Machine Learning Basics

Machine Learning (ML) is the core technology driving most modern AI applications. This lesson covers the fundamental concepts, types of learning, and key algorithms that form the foundation of ML systems.

What is Machine Learning?

Machine Learning is a method of data analysis that automates analytical model building. It's based on the idea that systems can learn from data, identify patterns, and make decisions with minimal human intervention.

Key Concepts

Data

The fuel of machine learning:

  • Features: Input variables used to make predictions
  • Labels: Output variables you're trying to predict
  • Training Data: Data used to train the model
  • Test Data: Data used to evaluate model performance

Model

A mathematical representation of a real-world process:

  • Algorithm: The method used to find patterns
  • Parameters: Values learned during training
  • Hyperparameters: Configuration settings for the algorithm

Training

The process of teaching the algorithm:

  • Fitting: Finding the best parameters
  • Optimization: Minimizing prediction errors
  • Validation: Checking performance on unseen data

Types of Machine Learning

1. Supervised Learning

Learning with labeled examples.

Characteristics

  • Uses input-output pairs for training
  • Goal is to predict labels for new inputs
  • Performance can be measured against known correct answers

Types of Supervised Learning

Classification: Predicting categories or classes

# Example: Email spam detection
# Input: Email text
# Output: Spam or Not Spam

from sklearn.naive_bayes import MultinomialNB
from sklearn.feature_extraction.text import TfidfVectorizer

# Sample data
emails = [
    "Win money now! Click here!",
    "Meeting scheduled for tomorrow",
    "Free lottery winner! Claim prize!",
    "Project deadline reminder"
]
labels = ["spam", "not_spam", "spam", "not_spam"]

# Vectorize text
vectorizer = TfidfVectorizer()
X = vectorizer.fit_transform(emails)

# Train classifier
classifier = MultinomialNB()
classifier.fit(X, labels)

# Make prediction
new_email = ["Congratulations! You've won $1000!"]
X_new = vectorizer.transform(new_email)
prediction = classifier.predict(X_new)
print(f"Prediction: {prediction[0]}")

Regression: Predicting continuous numerical values

# Example: House price prediction
# Input: House features (size, location, etc.)
# Output: Price

from sklearn.linear_model import LinearRegression
import numpy as np

# Sample data: house size (sq ft) and price
house_sizes = np.array([[1000], [1500], [2000], [2500], [3000]])
prices = np.array([200000, 300000, 400000, 500000, 600000])

# Train model
model = LinearRegression()
model.fit(house_sizes, prices)

# Predict price for 1800 sq ft house
new_house = np.array([[1800]])
predicted_price = model.predict(new_house)
print(f"Predicted price: ${predicted_price[0]:,.2f}")

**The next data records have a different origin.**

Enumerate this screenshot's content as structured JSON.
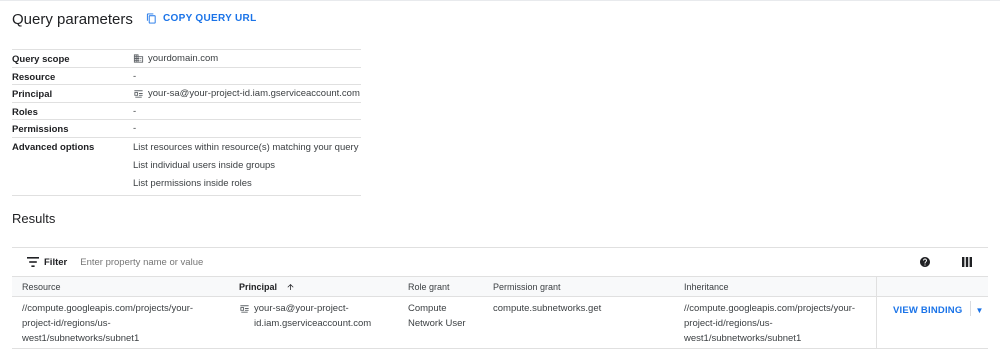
{
  "query_parameters": {
    "title": "Query parameters",
    "copy_url_label": "COPY QUERY URL",
    "rows": {
      "scope_label": "Query scope",
      "scope_value": "yourdomain.com",
      "resource_label": "Resource",
      "resource_value": "-",
      "principal_label": "Principal",
      "principal_value": "your-sa@your-project-id.iam.gserviceaccount.com",
      "roles_label": "Roles",
      "roles_value": "-",
      "permissions_label": "Permissions",
      "permissions_value": "-",
      "advanced_label": "Advanced options",
      "advanced_values": [
        "List resources within resource(s) matching your query",
        "List individual users inside groups",
        "List permissions inside roles"
      ]
    }
  },
  "results": {
    "title": "Results",
    "filter_label": "Filter",
    "filter_placeholder": "Enter property name or value",
    "columns": {
      "resource": "Resource",
      "principal": "Principal",
      "role_grant": "Role grant",
      "permission_grant": "Permission grant",
      "inheritance": "Inheritance"
    },
    "sorted_column": "principal",
    "sort_direction": "ascending",
    "rows": [
      {
        "resource": "//compute.googleapis.com/projects/your-\nproject-id/regions/us-\nwest1/subnetworks/subnet1",
        "principal": "your-sa@your-project-\nid.iam.gserviceaccount.com",
        "role_grant": "Compute\nNetwork User",
        "permission_grant": "compute.subnetworks.get",
        "inheritance": "//compute.googleapis.com/projects/your-\nproject-id/regions/us-\nwest1/subnetworks/subnet1",
        "action_label": "VIEW BINDING"
      }
    ]
  },
  "icons": {
    "copy": "copy-icon",
    "domain": "domain-building-icon",
    "service_account": "service-account-icon",
    "filter": "filter-icon",
    "help": "help-icon",
    "columns": "column-display-icon",
    "sort": "arrow-upward-icon",
    "dropdown": "dropdown-arrow-icon"
  },
  "colors": {
    "accent": "#1a73e8",
    "text": "#202124",
    "muted": "#5f6368",
    "divider": "#e0e0e0",
    "header_bg": "#f8f9fa"
  }
}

Common Supervised Learning Algorithms

  1. Linear Regression: For continuous predictions
  2. Logistic Regression: For binary classification
  3. Decision Trees: Interpretable models using if-then rules
  4. Random Forest: Ensemble of decision trees
  5. Support Vector Machines (SVM): Effective for high-dimensional data
  6. Neural Networks: Flexible models for complex patterns

2. Unsupervised Learning

Learning patterns from data without labels.

Characteristics

  • No target variable to predict
  • Goal is to discover hidden patterns
  • More exploratory in nature

Types of Unsupervised Learning

Clustering: Grouping similar data points

# Example: Customer segmentation
from sklearn.cluster import KMeans
import matplotlib.pyplot as plt
import numpy as np

# Sample customer data: age and income
customers = np.array([
    [25, 30000], [30, 40000], [35, 50000],
    [45, 80000], [50, 90000], [55, 100000],
    [22, 25000], [28, 35000], [32, 45000]
])

# Perform clustering
kmeans = KMeans(n_clusters=3, random_state=42)
clusters = kmeans.fit_predict(customers)

# Visualize results
plt.scatter(customers[:, 0], customers[:, 1], c=clusters, cmap='viridis')
plt.xlabel('Age')
plt.ylabel('Income')
plt.title('Customer Segmentation')
plt.show()

Dimensionality Reduction: Reducing the number of features

# Example: Data visualization
from sklearn.decomposition import PCA
from sklearn.datasets import load_iris

# Load iris dataset
iris = load_iris()
X = iris.data  # 4 features

# Reduce to 2 dimensions
pca = PCA(n_components=2)
X_reduced = pca.fit_transform(X)

# Visualize
plt.scatter(X_reduced[:, 0], X_reduced[:, 1], c=iris.target, cmap='viridis')
plt.xlabel('First Principal Component')
plt.ylabel('Second Principal Component')
plt.title('Iris Dataset - PCA Visualization')
plt.show()

Association Rules: Finding relationships between items

# Example: Market basket analysis
# "People who buy bread and milk also buy eggs"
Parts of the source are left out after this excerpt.